Wien - Die österreichische Fußball-Bundesliga startet am Freitag mit einer Ligenreform in eine neue Ära. "Das große Ziel dieser Reform ist es, mehr Zuschauer ins Stadion zu locken und die Spannung durch die höhere Anzahl an Entscheidungsspielen zu erhöhen", sagte Bundesliga-Vorstand Christian Ebenbauer dem Sport-Informations-Dienst (SID).

Eine Aufstockung von zehn auf zwölf Klubs, die Halbierung aller Punkte nach 22 Spieltagen sowie eine Teilung in "Meistergruppe" und "Qualifikationsgruppe" mit je sechs Klubs soll wieder mehr Spannung in die österreichischen Fußballstadien bringen.

In zehn weiteren Spieltagen werden Meister und Absteiger ermittelt, in einem Play-off erhält der Gewinner der Qualifikationsgruppe noch die Chance auf einen Europa-League-Startplatz. "Die unterschiedlichen Phasen in der Meisterschaft sollen mehr Zuschauerinteresse entfachen", sagte Ebenbauer. Zusätzlich wurde die 2. Liga von zehn auf 16 Teams erhöht.

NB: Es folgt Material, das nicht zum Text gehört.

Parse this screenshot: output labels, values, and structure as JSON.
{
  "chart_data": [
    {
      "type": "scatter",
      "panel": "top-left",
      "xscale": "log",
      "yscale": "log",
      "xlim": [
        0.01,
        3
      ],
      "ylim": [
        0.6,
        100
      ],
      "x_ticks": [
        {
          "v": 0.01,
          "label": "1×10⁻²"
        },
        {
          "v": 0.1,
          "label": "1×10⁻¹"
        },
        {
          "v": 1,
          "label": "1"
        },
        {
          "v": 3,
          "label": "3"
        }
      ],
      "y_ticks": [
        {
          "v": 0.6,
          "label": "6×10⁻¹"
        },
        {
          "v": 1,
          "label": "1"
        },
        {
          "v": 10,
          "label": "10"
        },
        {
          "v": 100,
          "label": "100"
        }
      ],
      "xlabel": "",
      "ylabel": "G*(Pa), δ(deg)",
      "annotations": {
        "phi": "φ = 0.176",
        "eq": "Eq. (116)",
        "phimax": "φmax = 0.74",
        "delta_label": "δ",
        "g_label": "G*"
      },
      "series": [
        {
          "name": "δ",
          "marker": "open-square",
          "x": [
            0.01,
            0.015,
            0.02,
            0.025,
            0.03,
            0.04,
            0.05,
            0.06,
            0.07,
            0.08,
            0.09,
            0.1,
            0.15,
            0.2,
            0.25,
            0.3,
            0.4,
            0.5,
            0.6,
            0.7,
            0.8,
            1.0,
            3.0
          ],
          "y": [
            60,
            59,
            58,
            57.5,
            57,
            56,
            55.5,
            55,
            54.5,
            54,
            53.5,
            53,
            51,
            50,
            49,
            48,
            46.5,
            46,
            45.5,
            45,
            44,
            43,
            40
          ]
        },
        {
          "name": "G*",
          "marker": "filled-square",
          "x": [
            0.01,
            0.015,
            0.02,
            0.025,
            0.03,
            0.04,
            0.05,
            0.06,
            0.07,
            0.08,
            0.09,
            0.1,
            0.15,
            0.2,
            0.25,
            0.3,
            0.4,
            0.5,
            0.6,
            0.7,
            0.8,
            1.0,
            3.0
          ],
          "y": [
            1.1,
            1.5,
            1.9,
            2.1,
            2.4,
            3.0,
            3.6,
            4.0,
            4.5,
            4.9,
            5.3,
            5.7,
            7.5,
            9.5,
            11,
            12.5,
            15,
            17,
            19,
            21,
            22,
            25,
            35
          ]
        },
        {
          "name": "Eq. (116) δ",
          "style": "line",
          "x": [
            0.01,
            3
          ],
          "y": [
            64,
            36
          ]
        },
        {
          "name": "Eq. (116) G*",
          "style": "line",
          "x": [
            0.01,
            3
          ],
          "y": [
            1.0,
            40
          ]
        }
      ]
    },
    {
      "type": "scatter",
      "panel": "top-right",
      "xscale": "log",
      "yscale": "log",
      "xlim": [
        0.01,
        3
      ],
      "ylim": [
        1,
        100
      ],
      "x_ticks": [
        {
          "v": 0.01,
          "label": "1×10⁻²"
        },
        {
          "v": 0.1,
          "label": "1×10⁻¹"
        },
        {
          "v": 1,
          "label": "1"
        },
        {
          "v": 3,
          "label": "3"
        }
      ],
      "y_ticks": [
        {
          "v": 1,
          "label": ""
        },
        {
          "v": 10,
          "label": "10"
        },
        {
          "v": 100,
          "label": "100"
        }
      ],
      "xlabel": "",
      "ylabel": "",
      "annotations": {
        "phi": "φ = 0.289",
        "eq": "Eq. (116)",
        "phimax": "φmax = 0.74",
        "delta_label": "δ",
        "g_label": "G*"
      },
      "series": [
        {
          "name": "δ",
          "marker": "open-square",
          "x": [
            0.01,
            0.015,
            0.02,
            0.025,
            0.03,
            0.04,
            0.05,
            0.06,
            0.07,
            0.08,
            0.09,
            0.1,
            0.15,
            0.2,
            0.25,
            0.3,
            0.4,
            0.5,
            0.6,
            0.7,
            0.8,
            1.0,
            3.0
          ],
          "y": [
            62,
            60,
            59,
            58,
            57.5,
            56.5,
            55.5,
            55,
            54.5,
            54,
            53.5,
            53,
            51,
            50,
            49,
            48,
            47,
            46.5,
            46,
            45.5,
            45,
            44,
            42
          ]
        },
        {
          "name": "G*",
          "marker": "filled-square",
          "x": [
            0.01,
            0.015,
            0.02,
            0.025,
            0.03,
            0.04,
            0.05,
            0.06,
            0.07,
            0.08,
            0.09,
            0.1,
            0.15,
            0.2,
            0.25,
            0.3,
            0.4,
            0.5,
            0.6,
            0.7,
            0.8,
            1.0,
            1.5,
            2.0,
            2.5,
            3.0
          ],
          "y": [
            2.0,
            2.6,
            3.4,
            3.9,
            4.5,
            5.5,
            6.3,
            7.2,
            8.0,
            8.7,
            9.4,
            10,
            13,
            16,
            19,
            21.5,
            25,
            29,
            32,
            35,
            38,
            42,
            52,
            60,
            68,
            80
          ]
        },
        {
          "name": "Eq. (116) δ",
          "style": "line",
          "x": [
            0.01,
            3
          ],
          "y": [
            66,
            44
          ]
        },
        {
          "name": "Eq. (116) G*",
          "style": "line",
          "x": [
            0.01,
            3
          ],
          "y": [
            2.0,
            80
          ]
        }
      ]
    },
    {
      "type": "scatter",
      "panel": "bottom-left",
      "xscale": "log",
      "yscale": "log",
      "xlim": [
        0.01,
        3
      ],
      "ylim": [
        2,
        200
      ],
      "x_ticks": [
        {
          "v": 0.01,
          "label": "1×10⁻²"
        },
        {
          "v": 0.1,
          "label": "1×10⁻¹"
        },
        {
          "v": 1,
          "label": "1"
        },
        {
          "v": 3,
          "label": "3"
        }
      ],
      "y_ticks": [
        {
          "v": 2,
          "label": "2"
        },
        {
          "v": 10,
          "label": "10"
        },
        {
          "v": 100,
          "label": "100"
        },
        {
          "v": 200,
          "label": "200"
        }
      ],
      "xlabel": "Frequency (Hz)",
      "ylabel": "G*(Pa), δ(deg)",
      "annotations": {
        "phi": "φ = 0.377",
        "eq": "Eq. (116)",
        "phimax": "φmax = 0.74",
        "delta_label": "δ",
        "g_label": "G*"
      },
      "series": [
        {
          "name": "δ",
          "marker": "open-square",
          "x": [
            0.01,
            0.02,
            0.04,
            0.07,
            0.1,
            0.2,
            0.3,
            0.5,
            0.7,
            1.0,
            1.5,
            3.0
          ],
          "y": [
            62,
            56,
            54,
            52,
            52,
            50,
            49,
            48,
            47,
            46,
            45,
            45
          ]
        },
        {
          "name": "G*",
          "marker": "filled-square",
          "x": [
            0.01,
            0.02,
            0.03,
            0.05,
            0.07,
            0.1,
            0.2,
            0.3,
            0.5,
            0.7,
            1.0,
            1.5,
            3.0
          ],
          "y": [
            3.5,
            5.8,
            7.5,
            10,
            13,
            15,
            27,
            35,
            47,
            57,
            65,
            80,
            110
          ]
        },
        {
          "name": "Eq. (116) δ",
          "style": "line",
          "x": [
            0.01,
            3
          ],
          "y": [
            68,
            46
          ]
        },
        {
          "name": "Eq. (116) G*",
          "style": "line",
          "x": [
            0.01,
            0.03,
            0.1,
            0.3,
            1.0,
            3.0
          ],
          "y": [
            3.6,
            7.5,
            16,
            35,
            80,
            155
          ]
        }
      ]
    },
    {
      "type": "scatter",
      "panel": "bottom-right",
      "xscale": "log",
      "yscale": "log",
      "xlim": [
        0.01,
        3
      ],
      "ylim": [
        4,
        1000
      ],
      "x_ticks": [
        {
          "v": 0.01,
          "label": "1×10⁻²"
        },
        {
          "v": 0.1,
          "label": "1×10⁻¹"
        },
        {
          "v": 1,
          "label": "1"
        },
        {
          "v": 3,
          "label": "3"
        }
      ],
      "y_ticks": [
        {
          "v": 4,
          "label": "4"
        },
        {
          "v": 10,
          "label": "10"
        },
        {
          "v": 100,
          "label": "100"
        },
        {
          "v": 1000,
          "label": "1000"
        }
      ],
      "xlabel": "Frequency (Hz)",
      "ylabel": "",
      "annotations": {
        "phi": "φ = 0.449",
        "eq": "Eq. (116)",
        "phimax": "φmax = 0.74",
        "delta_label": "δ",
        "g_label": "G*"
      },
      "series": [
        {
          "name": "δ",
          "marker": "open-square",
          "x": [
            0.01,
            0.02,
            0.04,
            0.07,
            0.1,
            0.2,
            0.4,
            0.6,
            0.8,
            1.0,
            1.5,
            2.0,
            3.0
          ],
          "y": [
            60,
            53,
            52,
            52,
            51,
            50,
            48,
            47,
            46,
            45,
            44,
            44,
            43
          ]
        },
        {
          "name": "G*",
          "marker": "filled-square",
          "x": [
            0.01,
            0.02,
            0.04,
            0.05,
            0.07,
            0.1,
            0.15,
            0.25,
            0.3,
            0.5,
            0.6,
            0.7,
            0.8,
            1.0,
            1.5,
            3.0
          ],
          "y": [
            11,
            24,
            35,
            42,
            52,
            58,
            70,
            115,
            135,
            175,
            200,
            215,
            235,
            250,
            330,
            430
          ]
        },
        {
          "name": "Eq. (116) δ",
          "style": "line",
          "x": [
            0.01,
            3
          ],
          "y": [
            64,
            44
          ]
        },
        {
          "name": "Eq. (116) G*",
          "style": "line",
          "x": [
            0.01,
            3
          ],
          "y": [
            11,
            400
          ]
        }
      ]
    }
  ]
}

Salzburg verkleinert Stadion um rund 12.800 Plätze

Zeitgleich hat allerdings Serienmeister Red Bull Salzburg im Vorfeld der neuen Saison seine Stadionkapazität deutlich verringert. Wie der Klub mitteilte, beträgt die Kapazität für nationale Liga- und Pokalspiele ab sofort nur noch 17.218 Plätze. Bislang fanden bis zu 30.188 Zuschauer in der Red Bull Arena Platz. Damit reagiert Salzburg auf die sinkenden Zuschauerzahlen der letzten Jahren. Bei Europapokalspielen ändert sich nichts.

In der heimischen Bundesliga kamen in der vergangenen Saison im Schnitt nur 7815 Fans ins Stadion - der niedrigste Wert seit 13 Jahren. Letztmals war die Spielstätte im Ligabetrieb vor zehn Jahren ausverkauft. Erreicht wird die Senkung der Kapazität durch die Schließung des Oberrangs. Dieser steht ab sofort nur noch maximal 600 Dauerkartenbesitzern offen.